Les tresseuses africaines : un métier, un prix

Plus qu’un fait lié à l’appartenance ethnique, le port des tresses est devenu un phénomène de mode. Il touche aujourd’hui toutes les classes de la société actuelle, toutes origines confondues. Pour la plupart d’entre nous, ce phénomène capillaire artistique représente un genre nouveau avec ces tresseuses professionnelles.  Pourtant, ce savoir faire de la coiffure africaine, trouverait ses racines dans la préhistoire et aurait été conservé pendant toute l’histoire de  l’humanité jusqu’à nos jours.

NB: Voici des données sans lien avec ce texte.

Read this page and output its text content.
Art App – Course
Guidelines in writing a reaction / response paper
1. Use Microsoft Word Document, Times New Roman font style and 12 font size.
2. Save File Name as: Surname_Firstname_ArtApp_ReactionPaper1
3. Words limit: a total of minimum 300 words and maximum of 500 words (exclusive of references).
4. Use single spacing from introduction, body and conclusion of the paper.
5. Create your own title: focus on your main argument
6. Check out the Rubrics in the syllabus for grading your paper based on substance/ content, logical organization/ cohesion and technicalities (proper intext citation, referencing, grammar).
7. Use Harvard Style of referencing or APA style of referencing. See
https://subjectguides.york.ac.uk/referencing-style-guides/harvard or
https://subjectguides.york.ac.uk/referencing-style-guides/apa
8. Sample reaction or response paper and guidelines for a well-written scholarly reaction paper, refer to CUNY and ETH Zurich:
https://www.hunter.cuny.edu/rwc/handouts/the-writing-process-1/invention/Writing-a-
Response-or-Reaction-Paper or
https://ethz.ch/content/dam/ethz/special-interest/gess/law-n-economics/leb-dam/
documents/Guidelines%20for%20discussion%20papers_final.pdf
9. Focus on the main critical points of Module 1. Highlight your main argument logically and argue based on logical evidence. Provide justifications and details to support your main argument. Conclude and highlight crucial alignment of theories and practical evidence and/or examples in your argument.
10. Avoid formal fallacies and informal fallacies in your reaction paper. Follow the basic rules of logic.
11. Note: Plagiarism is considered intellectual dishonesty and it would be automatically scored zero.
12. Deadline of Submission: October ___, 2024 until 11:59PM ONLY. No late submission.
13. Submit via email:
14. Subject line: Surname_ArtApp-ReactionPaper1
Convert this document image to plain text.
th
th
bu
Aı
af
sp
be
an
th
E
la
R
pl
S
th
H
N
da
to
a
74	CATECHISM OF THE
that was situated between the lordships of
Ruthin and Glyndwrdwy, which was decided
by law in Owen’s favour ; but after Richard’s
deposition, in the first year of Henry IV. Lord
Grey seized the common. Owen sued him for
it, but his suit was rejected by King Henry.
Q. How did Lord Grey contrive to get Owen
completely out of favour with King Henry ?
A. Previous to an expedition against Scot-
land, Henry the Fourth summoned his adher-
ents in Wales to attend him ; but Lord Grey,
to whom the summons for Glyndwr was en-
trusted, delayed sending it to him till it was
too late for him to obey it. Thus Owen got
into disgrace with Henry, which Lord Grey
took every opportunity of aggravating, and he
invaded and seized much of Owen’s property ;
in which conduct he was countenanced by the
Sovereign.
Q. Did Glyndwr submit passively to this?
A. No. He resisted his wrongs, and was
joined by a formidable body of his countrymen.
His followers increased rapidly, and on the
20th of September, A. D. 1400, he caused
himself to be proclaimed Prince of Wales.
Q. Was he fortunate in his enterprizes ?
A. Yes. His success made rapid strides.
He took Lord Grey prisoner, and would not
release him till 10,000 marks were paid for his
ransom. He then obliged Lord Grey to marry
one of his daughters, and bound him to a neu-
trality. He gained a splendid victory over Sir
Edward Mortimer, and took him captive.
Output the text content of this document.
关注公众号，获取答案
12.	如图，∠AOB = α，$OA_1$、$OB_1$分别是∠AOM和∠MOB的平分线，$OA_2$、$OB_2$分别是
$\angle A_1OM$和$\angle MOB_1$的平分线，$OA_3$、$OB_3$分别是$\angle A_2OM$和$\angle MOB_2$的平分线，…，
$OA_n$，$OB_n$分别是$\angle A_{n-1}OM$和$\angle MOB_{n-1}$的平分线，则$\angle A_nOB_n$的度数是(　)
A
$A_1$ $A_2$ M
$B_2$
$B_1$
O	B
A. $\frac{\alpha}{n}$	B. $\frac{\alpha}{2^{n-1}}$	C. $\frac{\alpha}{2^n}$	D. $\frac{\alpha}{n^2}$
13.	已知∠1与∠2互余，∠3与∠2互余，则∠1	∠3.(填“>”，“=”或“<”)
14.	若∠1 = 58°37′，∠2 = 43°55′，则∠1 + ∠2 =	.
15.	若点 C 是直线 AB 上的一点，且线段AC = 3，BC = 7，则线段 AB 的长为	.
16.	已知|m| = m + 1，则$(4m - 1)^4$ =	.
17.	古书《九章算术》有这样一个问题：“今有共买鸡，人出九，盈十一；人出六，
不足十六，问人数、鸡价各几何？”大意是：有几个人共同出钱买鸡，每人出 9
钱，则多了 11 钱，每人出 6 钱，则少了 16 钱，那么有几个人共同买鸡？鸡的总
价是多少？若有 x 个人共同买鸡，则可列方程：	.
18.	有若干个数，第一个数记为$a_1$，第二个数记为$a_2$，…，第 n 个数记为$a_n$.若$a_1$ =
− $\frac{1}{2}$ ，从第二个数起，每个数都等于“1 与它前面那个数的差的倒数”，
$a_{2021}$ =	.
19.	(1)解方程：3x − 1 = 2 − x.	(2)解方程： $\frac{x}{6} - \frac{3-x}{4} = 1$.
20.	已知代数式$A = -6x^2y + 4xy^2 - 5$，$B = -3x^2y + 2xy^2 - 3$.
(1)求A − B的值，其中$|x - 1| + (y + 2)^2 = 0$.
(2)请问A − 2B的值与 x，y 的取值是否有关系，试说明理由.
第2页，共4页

 C’est connu. Les femmes aiment se faire belles depuis la nuit des temps. Et, elles  profitent de toutes les occasions pour se faire admirer leur silhouette.  Du coup, certains petits métiers doivent leur succès à cette obstination de la gente féminine à bien paraître. Il s’agit notamment  de celui de la tresseuse. Au marché de Belleville sis à Treichville, celles que nous avons approchées y sont généralement venues par passion, après avoir arrêté les études scolaires. Cependant, certaines d’entre elles continuent à fréquenter l’école  et profitent de leur temps libres pour s’adonner à cette activité, question  de se faire un peu d’argent. Le nombre  de tresseuse que compte  ce marché  oscille autour de la cinquantaine. Et  c’est tous les jours, de 8 heures à 19 heures qu’elles attendent la clientèle pour lui offrir les différents modèles de tresses dont elles ont le secret. Les problèmes, elles en rencontrent. Des clientes qui les accusent souvent d’avoir détourné leur mèche en particulier, il faut ajouter des conditions de travail précaires, installées qu’elles sont  sous  des parasols de fortune. Le coût d’une tresse est fonction du modèle choisi par l’intéressée. Il part de 3000 FCFA pour une recette d’au moins 10.000 F, le jour ordinaire et 200.000 FCFA par jour en période de fêtes ; étant donné que chacune d’entre elles a  généralement sa clientèle.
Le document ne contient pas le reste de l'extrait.